Trans Trash

Wastepicker in Cambridge, MA in 2010.  Photo by P. Rey. Basurama.

Garbage is rapidly becoming a major topic of inquiry in urban society. Municipalities are keenly aware of the economic benefits of waste and citizens are becoming aware of the environmental need for recycling. Even so, most urban dwellers are still blind to what actually happens to their garbage once it is tossed into a trash bin.

The aim of the Trans Trash exhibition is to make waste cycles transparent to the public in an attempt to enable more personal social awareness and responsibility. Using Cambridge, MA as a region of focus and MIT as a hyper-local example, the works in the exhibition, which opened at MIT in September 2011 display information about local waste and the overlaps or tensions between the informal and formal waste management sectors.

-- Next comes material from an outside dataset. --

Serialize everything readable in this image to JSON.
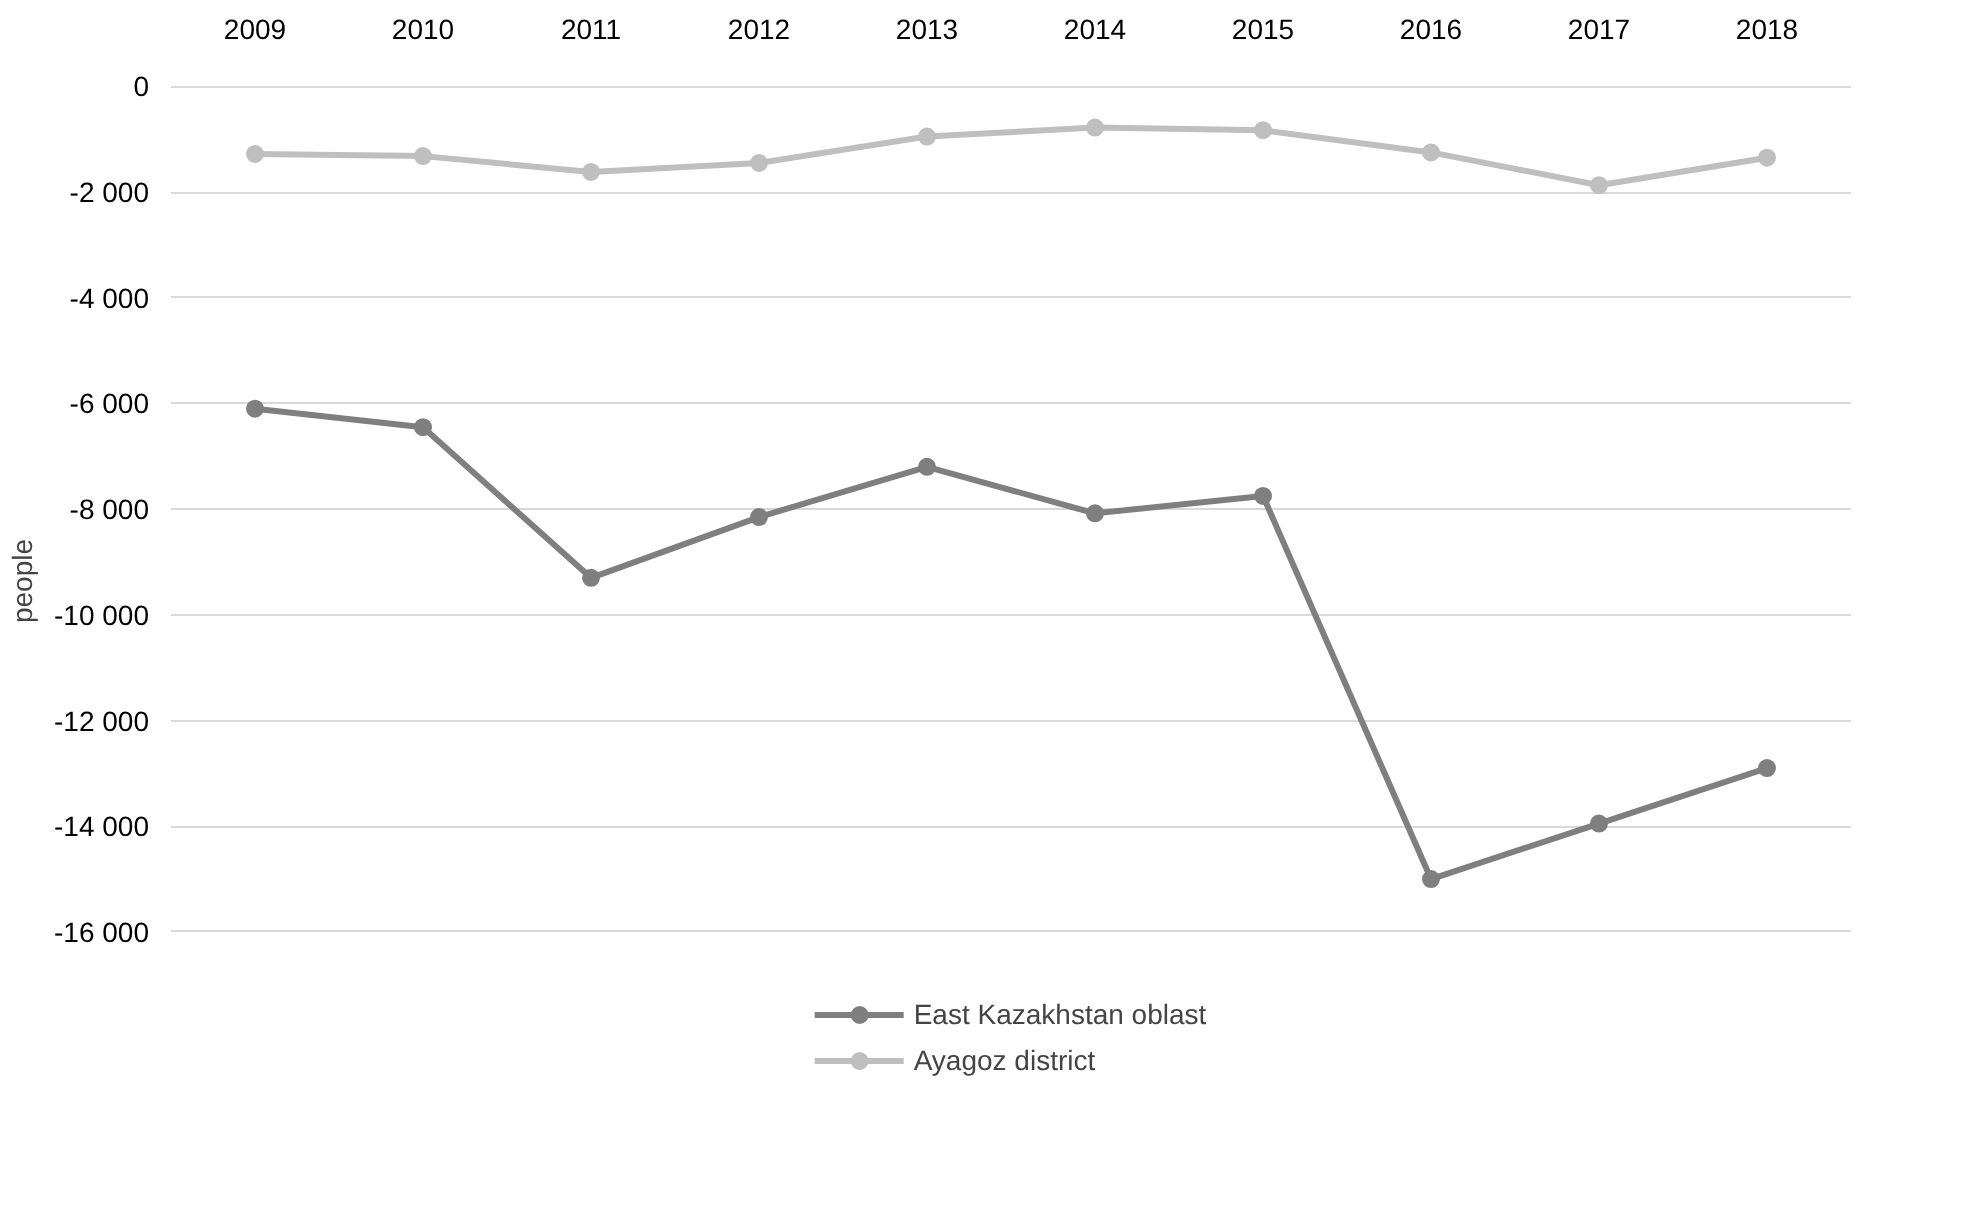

It is our belief that the local scale is fundamental in enabling the opportunity to reflect on global waste processes. The exhibition showcased projects with varying approaches and formats, from local to national scale. In the end, the exhibit has both a physical and on-line presence.

To illustrate the experiences of women working in the recycling business in Cambridge, MA, CoLab’s Libby McDonald created a video installation that appeared on used television sets tossed out by a local electronics store. Featuring the personal accounts of Cambridge trash pickers, the short interviews highlight the tensions that exist between the informal and formal sector.